Thursday, June 14, 2012

Drug Interactions

A lot of the "common wisdom" about herbs is wrong.

A lot of people are under the impression that "herbs," being natural, are by definition safe. The idea of an herb-drug interaction (or an herb-herb interaction for that matter) is met with derision and contempt. Many people take herbal medicines in massive doses and mix and match plant types as if the plants were some kind of jigsaw puzzle.

They think you can safely combine a pharmaceutical blood thinner with an herbal blood thinner and not have them effect each other? Oh, come on! It's a double dose. Or take an anti-depressant with alcohol and not have them interact? Alcohol is a depressant.
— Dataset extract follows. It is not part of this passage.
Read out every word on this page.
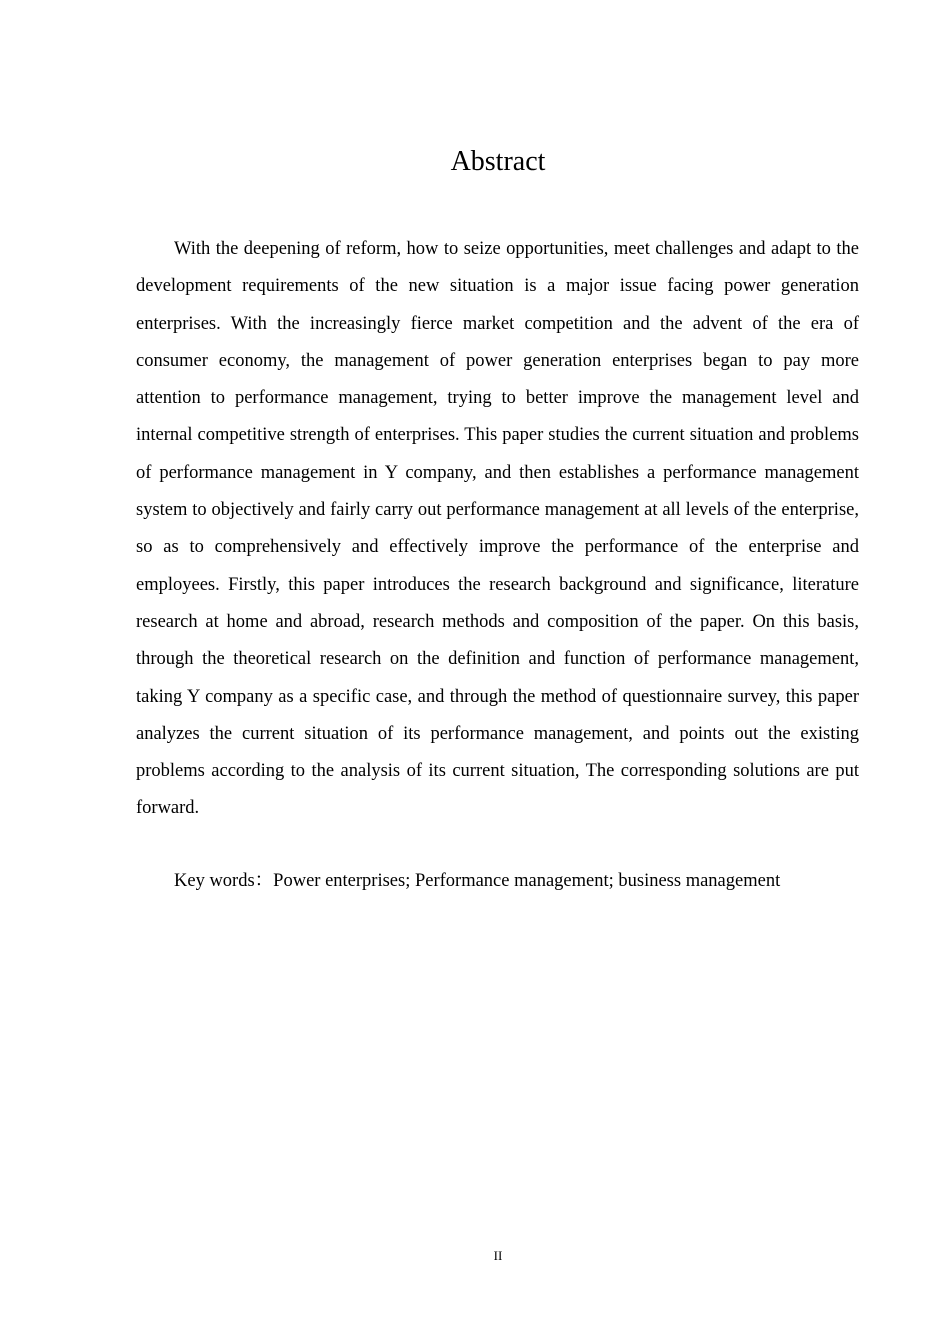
Abstract

With the deepening of reform, how to seize opportunities, meet challenges and adapt to the development requirements of the new situation is a major issue facing power generation enterprises. With the increasingly fierce market competition and the advent of the era of consumer economy, the management of power generation enterprises began to pay more attention to performance management, trying to better improve the management level and internal competitive strength of enterprises. This paper studies the current situation and problems of performance management in Y company, and then establishes a performance management system to objectively and fairly carry out performance management at all levels of the enterprise, so as to comprehensively and effectively improve the performance of the enterprise and employees. Firstly, this paper introduces the research background and significance, literature research at home and abroad, research methods and composition of the paper. On this basis, through the theoretical research on the definition and function of performance management, taking Y company as a specific case, and through the method of questionnaire survey, this paper analyzes the current situation of its performance management, and points out the existing problems according to the analysis of its current situation, The corresponding solutions are put forward.

Key words：Power enterprises; Performance management; business management

II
Really, anyone taking any kind of herbal medicine, whether a simple vitamin supplement or a full regimen prescribed by a licensed herbalist should be paying attention to the interractions just as you would if the medication was from a pharmacy.

Chemicals create changes in the way our bodies react. That is the basis of pharmaceutical medicine. In a laboratory or a factory they create a particular chemical chain that has a certain effect on the brain or the body. They package it up, stick a fancy name on it and call it medicine.

That same chemical chain, or one very much like it, is created by the growth of a plant. It has the same effect on the body--the only thing it's missing is the fancy name and the bottle. Logic would dictate that the same precautions should be taken, the same drug interactions should apply.

Just because it hasn't been proven by "science" doesn't mean that the interactions don't exist. In the absense of scientific proof, it's our responsibility to use common sense--which really isn't that common, when you think about it.